Dr. Dennis Nef, Vice Provost for Academic Affairs, welcomed the students as they started their day in the Residence Dining Hall. He painted a contrast of how the competing students are very close to the same age as members of The Greatest Generation, those who fought in WWII, were when the U.S. became engaged in the war in 1941.

“Even in war, life goes on,” Nef said. “You have friends, you have family. You associate with those friends, you do things with them. … This was the generation that we called The Greatest Generation because they did things. I encourage you, as you think about what you’ve learned about World War II, this is not just academic knowledge. This is to help you do things. You have no more control on the next five years of your life than my parents did in December of 1941, when the Japanese bombed Pearl Harbor. But you can act. Don’t sit around complaining – do something. Welcome to Fresno State. Good luck today!”

After the welcoming remarks, students went to various classrooms on the Fresno State campus to complete essays on the subjects they’ve been studying since last fall. In the afternoon, after lunch back in the dining hall, they gave speeches to judges about what they’ve learned.

Dr. Honora Chapman, associate dean for the College of Arts and Humanities, also greeted the students that morning, as well as the following week on the day of the culminating event. On Saturday, Feb. 4, the high school students head to the Central East High School campus for the Super Quiz, the only part of the competition held before an audience.

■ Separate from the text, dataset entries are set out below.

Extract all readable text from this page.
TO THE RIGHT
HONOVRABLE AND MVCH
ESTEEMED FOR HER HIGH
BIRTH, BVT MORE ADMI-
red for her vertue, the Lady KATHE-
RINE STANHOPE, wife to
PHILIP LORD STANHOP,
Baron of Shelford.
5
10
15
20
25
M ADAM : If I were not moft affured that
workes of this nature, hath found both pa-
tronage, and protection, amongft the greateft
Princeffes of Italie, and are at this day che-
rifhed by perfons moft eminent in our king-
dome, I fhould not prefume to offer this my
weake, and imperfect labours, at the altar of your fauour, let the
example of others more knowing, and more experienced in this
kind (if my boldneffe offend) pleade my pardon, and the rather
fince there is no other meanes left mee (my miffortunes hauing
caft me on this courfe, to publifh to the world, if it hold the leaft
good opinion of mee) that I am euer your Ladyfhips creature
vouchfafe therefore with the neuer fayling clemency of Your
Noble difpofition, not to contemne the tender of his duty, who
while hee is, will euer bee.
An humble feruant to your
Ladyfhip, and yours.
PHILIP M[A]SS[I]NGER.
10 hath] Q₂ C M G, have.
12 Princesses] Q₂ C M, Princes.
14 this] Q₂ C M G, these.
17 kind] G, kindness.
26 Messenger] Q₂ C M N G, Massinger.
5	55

University High School, a charter school located on the Fresno State campus, won the Fresno County competition and will now go on to the state decathlon competition in Sacramento March 22-25. The winner at the state level will compete at the National Decathlon in Madison, Wisc., in April. University High has won the National Decathlon small schools championship for the past 10 years, The Fresno Bee reported.

Since 1994 the College of Arts and Humanities has served as co-host for the Fresno County Academic Decathlon, which like the decathlon of the ancient Greeks, is a contest of academic strength focusing on 10 areas:

  • Economics
  • Language and literature
  • Social science
  • Fine arts
  • Mathematics
  • Speech
  • Music
  • Science
  • Interview
“Through a long-standing partnership with Fresno County Office of Education and community sponsors, high school students across the Valley have the opportunity to earn college credits and experience the excitement of interactive university-level lectures,” said Saúl Jiménez-Sandoval, Dean of the College of Arts and Humanities. “The annual Academic Decathlon, hosted at Fresno State, provides our students the opportunity to celebrate the joy of exploring knowledge, from centuries-old questions of good and justice to contemporary and cutting-edge dilemma.”

In addition to hosting the competition event at Fresno State, the College of Arts and Humanities offers a series of academic workshops on campus at Fresno State to students participating in the competition through a Humanities 1T course, enabling them to earn college credit.

Associate Dean Honora Chapman organized all of the speakers for the various workshops providing background on World War II. The first workshop for this year’s Academic Decathlon, back in October, included nuclear and atomic physics on the world stage during World War II.

Other workshops followed in the months between then and the competition. Economics Professor Janice Peterson covered economics. Cindy Urrutia, director of the Center for Creativity and the Arts, discussed art of the era. Media, Communications and Journalism Professor Gary Rice covered World War II history.

Jim Yovino, Fresno County Superintendent of Schools, said this year’s topic holds a special significance for him:

“My father was a veteran and served as a Marine in WWII. His was part of the Greatest Generation because the men and women of our armed forces fought not for fame and recognition, but because it was the right thing to do. I hope the students participating in Academic Decathlon have also developed a respect for the freedoms granted to us because of the sacrifices of those who defended our nation and world during this time period.”

Yovino thanked everyone who makes Academic Decathlon possible – “teachers, coaches, business sponsors and countless volunteers. We are especially grateful for our partners, Fresno State and Central Unified School District, for hosting this year’s competition.”